Have you noticed that the second book in a series is often weak? I read Mortal Coils by Eric Nylund and enjoyed it enough to purchase the second book, All That Lives Must Die: Book Two of the Mortal Coils Series.
The premise is interesting, with enough twists to make the book readable and enjoyable and it includes most of the same characters. Even so, All That Lives Must Die felt flat. Book 1 was quirky, with oddball characters like Uncle Henry (aka Hermes), Grandmother’s strange rules, plus the ongoing sibling fights and vocabulary insults with Fiona and Eliot. It was a fun read.
Book 2 still has a little but Uncle Henry is almost invisible, the Rules are undone and even Eliot and Fiona’s rivalry feels old. Author Eric Nylund may have done the stale feeling on purpose, as it fits Eliot’s and Fiona’s moods and fears, but it didn’t make us readers feel anything except uneasy and a bit bored.
The premise of All That Lives Must Die is great. Eliot and Fiona are going to a most unusual high school, Paxington University, where duels are common, where gym class consists of defying death while causing mayhem to the opposing teams, where the one class is about myths. The students are from the Immortals, Infernals and long-time magical families. Only about half will graduate and the remainder may fail due to being dead.
The school scenes are the best in the book. I kept wanting to shake Fiona and Eliot and yell, “Are you insane?”, but of course that’s kind of hard to do with a novel.

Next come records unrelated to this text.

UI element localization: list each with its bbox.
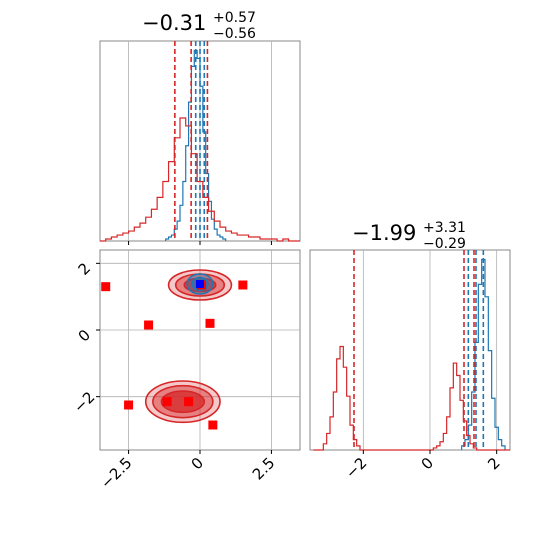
- red-marker: [101, 282, 111, 292]
- x-tick-label: −2: [342, 454, 370, 482]
- y-tick-label: 0: [75, 326, 94, 345]
- panel-joint: −2.5 0 2.5 −2 0 2: [70, 249, 301, 492]
- y-tick-label: −2: [70, 388, 98, 416]
- panel-marginal-x1: −0.31 +0.57 −0.56: [99, 10, 301, 245]
- title-sup: +0.57: [213, 10, 256, 26]
- title-main: −1.99: [352, 221, 416, 245]
- panel-marginal-x2: −2 0 2 −1.99 +3.31 −0.29: [309, 220, 511, 482]
- y-tick-label: 2: [75, 259, 94, 278]
- panel-marginal-x1-title: −0.31: [142, 11, 206, 35]
- panel-marginal-x2-title: −1.99: [352, 221, 416, 245]
- x-tick-label: 2: [484, 454, 503, 473]
- red-marker: [238, 280, 248, 290]
- density-contour: [160, 390, 206, 414]
- x-tick-label: −2.5: [97, 454, 135, 492]
- x-tick-label: 0: [188, 454, 207, 473]
- red-marker: [205, 318, 215, 328]
- histogram-series: [313, 345, 510, 451]
- red-marker: [208, 420, 218, 430]
- red-marker: [144, 320, 154, 330]
- title-sup: +3.31: [423, 220, 466, 236]
- x-tick-label: 0: [418, 454, 437, 473]
- red-marker: [162, 397, 172, 407]
- red-marker: [184, 397, 194, 407]
- title-sub: −0.56: [213, 26, 256, 42]
- title-sub: −0.29: [423, 236, 466, 252]
- x-tick-label: 2.5: [249, 454, 279, 484]
- blue-marker: [196, 280, 204, 288]
- red-marker: [124, 400, 134, 410]
- title-main: −0.31: [142, 11, 206, 35]
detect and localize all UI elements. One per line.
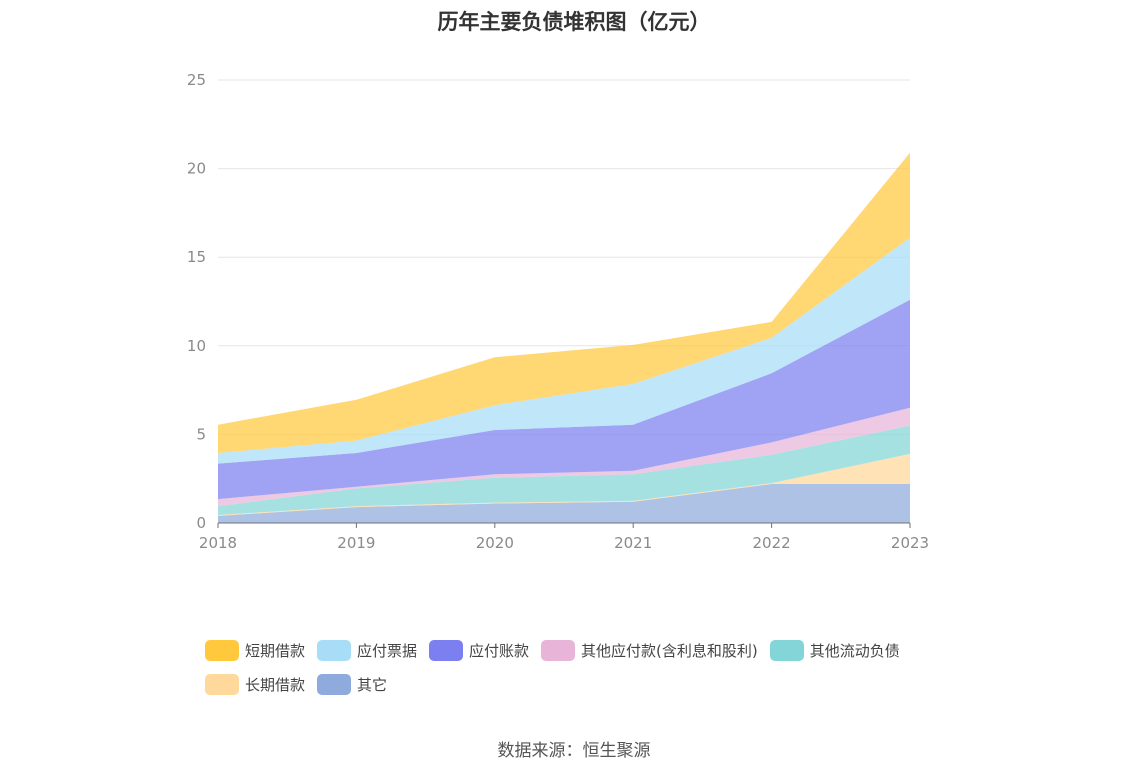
legend-label: 长期借款 [245,675,306,694]
legend-label: 应付账款 [469,641,530,660]
legend-swatch [769,639,804,661]
axes: 0 5 10 15 20 25 2018 2019 2020 2021 2022 2023 [187,71,929,552]
area-series-0 [218,484,910,523]
y-tick-label: 15 [187,248,206,266]
legend-swatch [205,639,239,661]
legend-label: 其他流动负债 [809,641,900,660]
legend-swatch [429,639,464,661]
area-series [218,152,910,523]
legend-swatch [205,673,239,695]
legend-item[interactable]: 短期借款 [205,638,305,662]
legend-item[interactable]: 应付票据 [317,638,417,662]
x-tick-label: 2020 [476,534,514,552]
legend-item[interactable]: 应付账款 [429,638,529,662]
legend-swatch [317,673,352,695]
x-tick-label: 2022 [753,534,791,552]
data-source: 数据来源：恒生聚源 [497,741,651,761]
legend-label: 应付票据 [357,641,418,660]
area-series-6 [218,152,910,453]
legend-label: 其他应付款(含利息和股利) [581,641,758,660]
x-tick-label: 2019 [337,534,375,552]
y-tick-label: 25 [187,71,206,89]
legend-item[interactable]: 其他应付款(含利息和股利) [541,638,758,662]
x-tick-label: 2018 [199,534,237,552]
legend-swatch [541,639,576,661]
y-tick-label: 5 [196,425,206,443]
area-series-3 [218,407,910,507]
y-tick-label: 10 [187,337,206,355]
y-tick-label: 0 [196,514,206,532]
legend-item[interactable]: 其它 [317,672,387,696]
legend: 短期借款 应付票据 应付账款 其他应付款(含利息和股利) 其他流动负债长期借款 其它 [205,638,965,706]
legend-swatch [317,639,352,661]
legend-label: 短期借款 [245,641,306,660]
chart-title: 历年主要负债堆积图（亿元） [437,10,711,34]
legend-item[interactable]: 其他流动负债 [769,638,900,662]
y-tick-label: 20 [187,160,206,178]
area-series-2 [218,425,910,515]
legend-label: 其它 [357,675,388,694]
legend-item[interactable]: 长期借款 [205,672,305,696]
x-tick-label: 2021 [614,534,652,552]
area-series-5 [218,237,910,464]
x-tick-label: 2023 [891,534,929,552]
area-series-4 [218,299,910,500]
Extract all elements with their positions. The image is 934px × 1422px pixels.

The other students range from vicious to vacuous with a skew towards nasty and mean. Kind of like everyone’s high school, right? Except the death and injury here are real.
The weakest part of the novel is Eliot’s decision to follow his supposed lady love into hell, despite her continual rejection, despite him knowing it is Hell, as in real, true, infernal depths. Before this we see him annoyed that no one recognizes him as Fiona’s equal, as a Hero, and he spends several boring pages sulking. I gave up trying to tell him to stop being stupid!
The weakness is compounded by Fiona deciding to help him help his elusive girlfriend, in her case made even dumber because she sees her father as also in the mix. (It is pretty clear that neither sibling ever learned Good from Evil as they continued to see choices in the present moment sprinkled with wishful thinking and ignored future consequences.)
Overall All That Lives Must Die: Book Two of the Mortal Coils Series is fairly good, a solid 3 star fantasy. It simply isn’t as good, as enjoyable as the first novel in the series which was a solid 5. The best part is high school, seeing Fiona and Eliot (mostly Fiona) deal with the murderous students and faculty and the weakest is Eliot and his gonadal-driven heroics.
By the way, this is not a book for kids.